Women’s Center leaving Doudna

By Holly Ann Garey • October 18, 2007 • Category: News

The Patricia A. Doyle Women’s Center employees are getting ready to move to Warner Hall following the completion of the Ullsvik Hall.

After the university’s Academic Advising Team and Advising and Career Exploration Services (ACES) move to the first floor of Brigham Hall, the Women’s Center will move into the available space.
The reason for the move is that the Department of Performing and Visual Arts is expanding.

“They’ve [the department] grown, the number of students have grown and so they’ve added faculty and they need more faculty offices,” Michael Viney, assistant chancellor for student affairs, said.

“They made the request that they have that space where the Women’s Center currently is.”

The Women’s Center was named after Patricia A. Doyle, the first employed director of the Women’s Center, after she lost her battle with breast cancer in 1994.

Barbara Parsons, a retired University of Wisconsin-Platteville philosophy professor and co-worker of Doyle, said that “it was quite a blow to us” after Doyle passed away.

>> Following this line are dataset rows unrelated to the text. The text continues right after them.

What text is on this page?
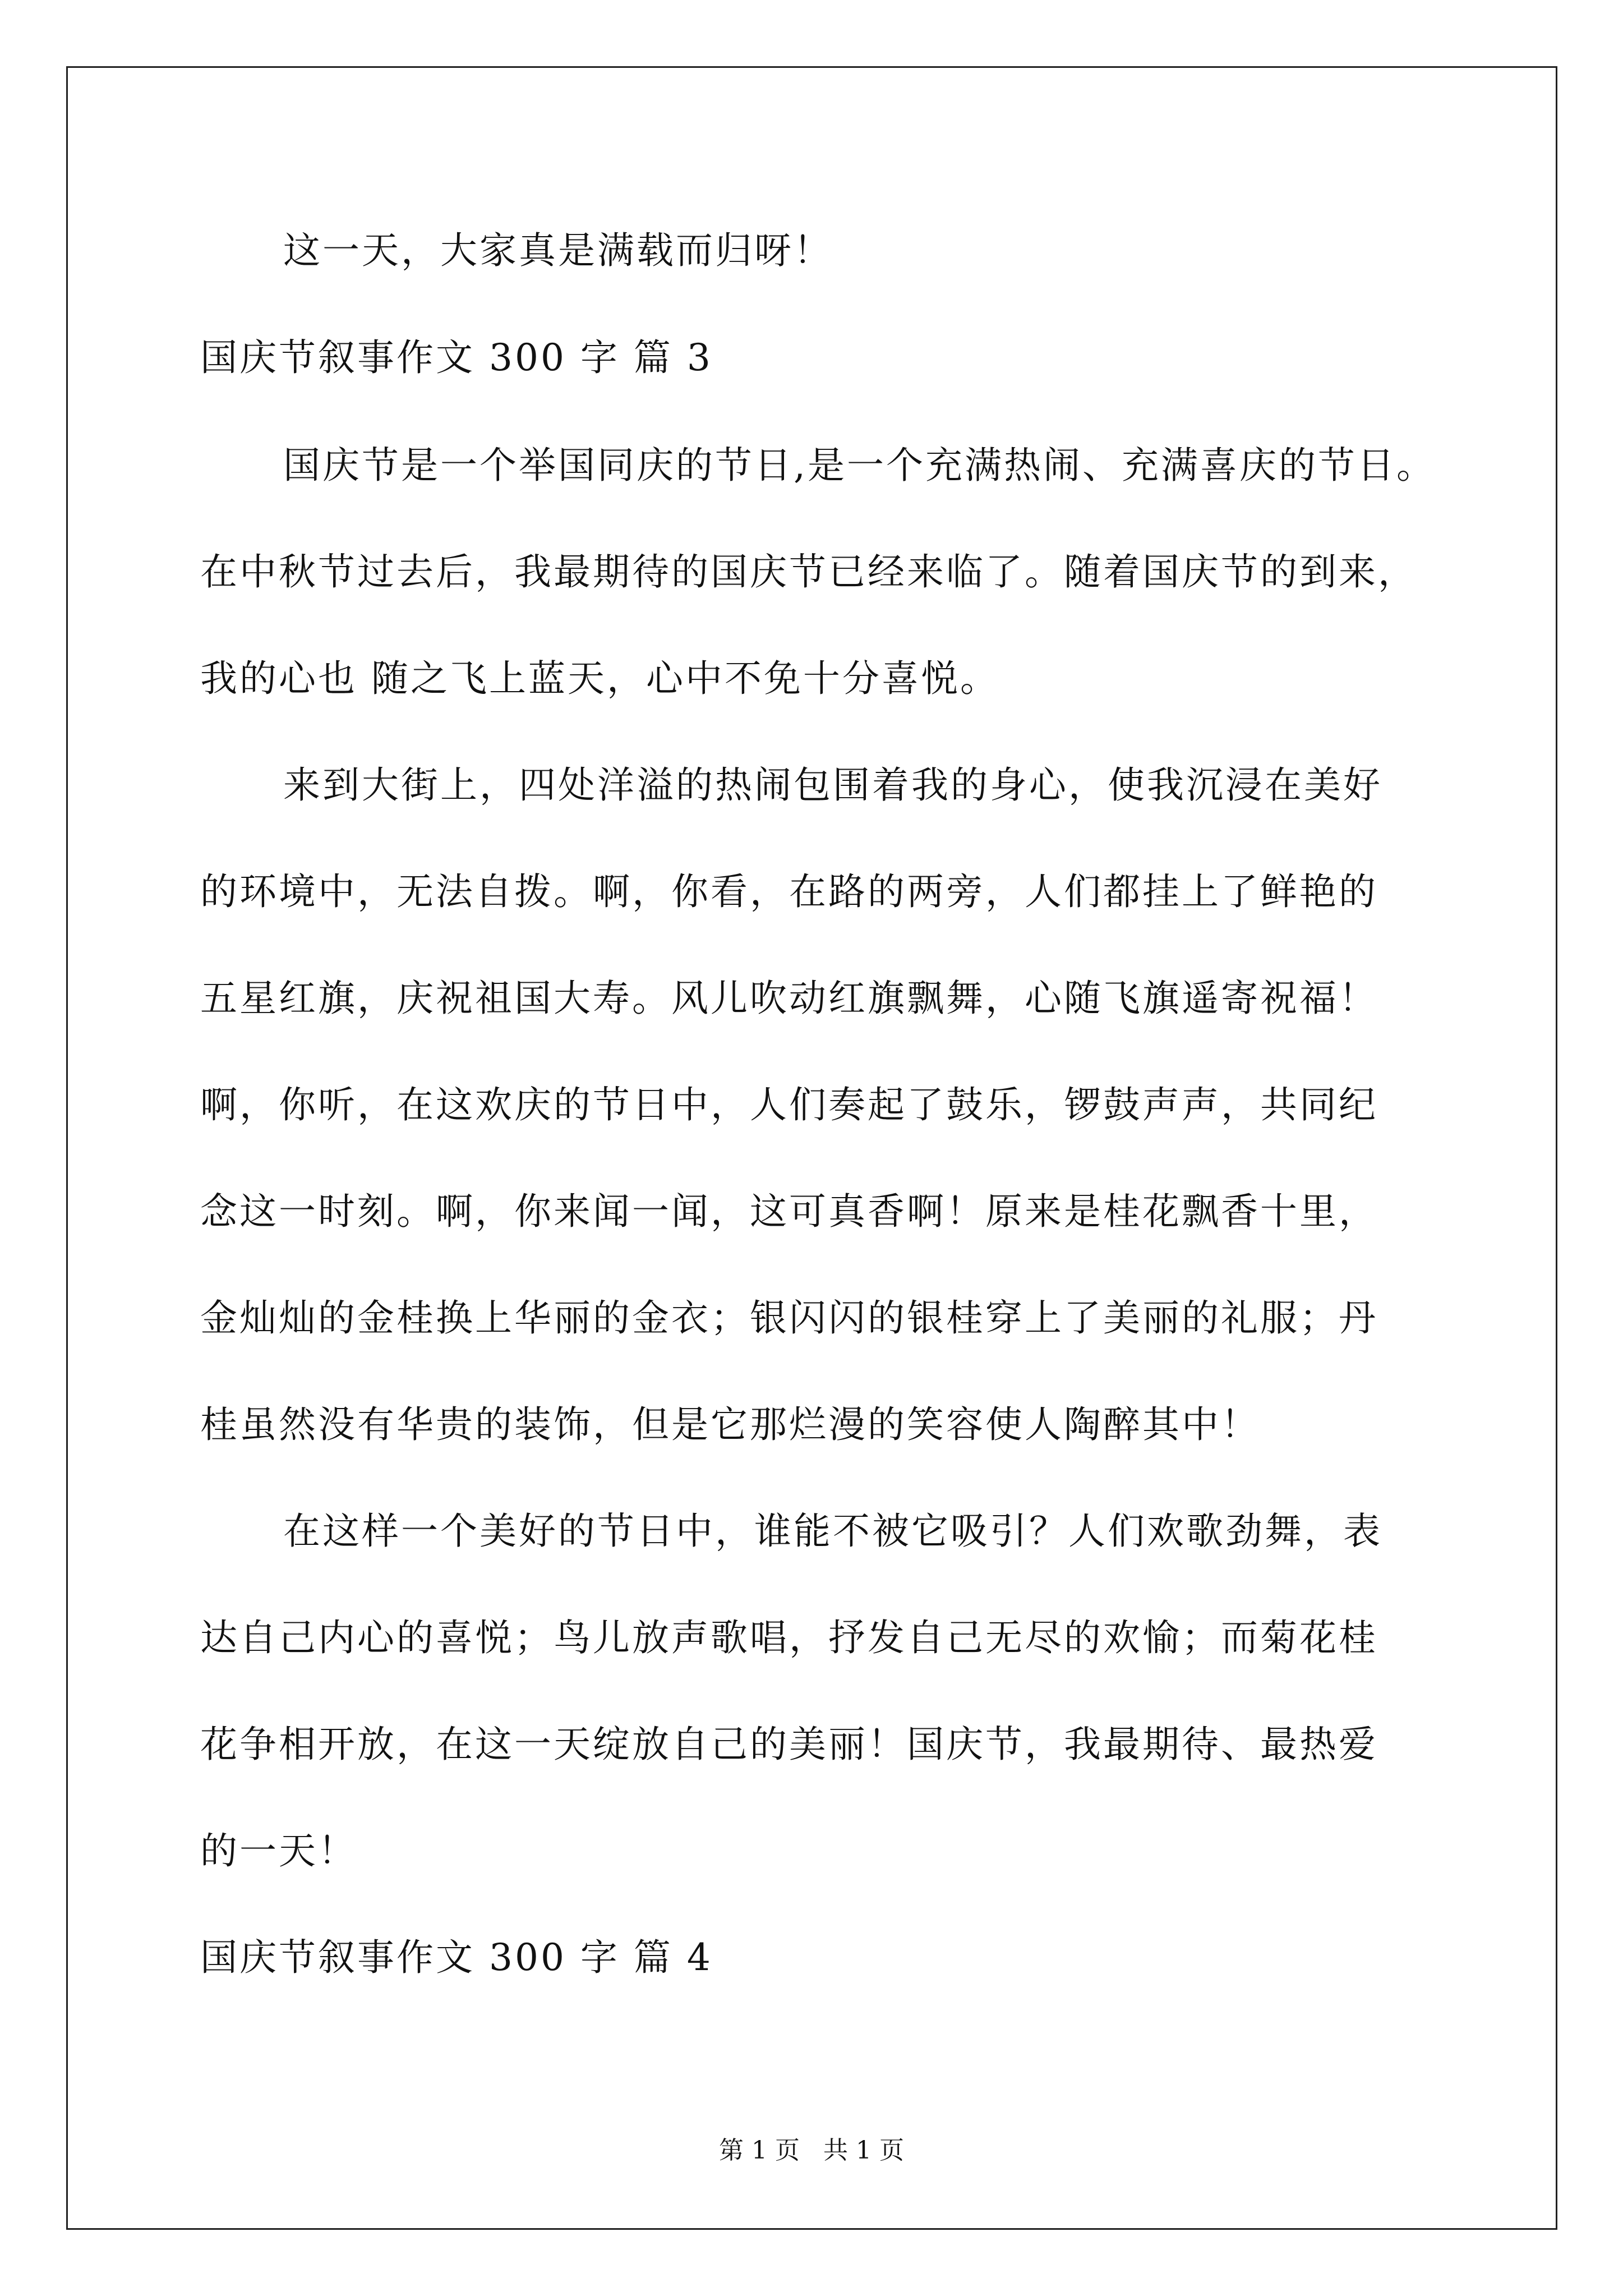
这一天，大家真是满载而归呀！
国庆节叙事作文 300 字 篇 3
国庆节是一个举国同庆的节日,是一个充满热闹、充满喜庆的节日。
在中秋节过去后，我最期待的国庆节已经来临了。随着国庆节的到来，
我的心也 随之飞上蓝天，心中不免十分喜悦。
来到大街上，四处洋溢的热闹包围着我的身心，使我沉浸在美好
的环境中，无法自拨。啊，你看，在路的两旁，人们都挂上了鲜艳的
五星红旗，庆祝祖国大寿。风儿吹动红旗飘舞，心随飞旗遥寄祝福！
啊，你听，在这欢庆的节日中，人们奏起了鼓乐，锣鼓声声，共同纪
念这一时刻。啊，你来闻一闻，这可真香啊！原来是桂花飘香十里，
金灿灿的金桂换上华丽的金衣；银闪闪的银桂穿上了美丽的礼服；丹
桂虽然没有华贵的装饰，但是它那烂漫的笑容使人陶醉其中！
在这样一个美好的节日中，谁能不被它吸引？人们欢歌劲舞，表
达自己内心的喜悦；鸟儿放声歌唱，抒发自己无尽的欢愉；而菊花桂
花争相开放，在这一天绽放自己的美丽！国庆节，我最期待、最热爱
的一天！
国庆节叙事作文 300 字 篇 4
第 1 页   共 1 页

“She worked very hard to get the Women’s Center really going,” said Parsons. “That’s why it was named after her, because she worked with it for some time.”

Doyle was the director of the Women’s Center as well as the affirmative action officer for the campus. Doyle was a very strong advocate leader for women’s rights here on campus. Mittie Nimocks, dean of the College of Liberal Arts and Education, said that the chancellor made the decision while listening to her input and to Provost Carol Sue Butts’ input.

Sheng Xiong, business administration major and a student worker at the Women’s Center, said she believes the Women’s Center should remain in Doudna Hall because “the students, staff and community that visited Women’s Center is those who want quiet place to relax. Because of the three different rooms in the Women’s Center, people feel comfortable coming in knowing that the
Women’s Center staffs don’t monitor them, which gives them privacy.”

“It’s all about opening Ullsvik Hall with the classrooms and the new space for administrative offices,” Viney said about the moving of the different offices, “and being able to rearrange and reorganize Brigham Hall to better serve students.”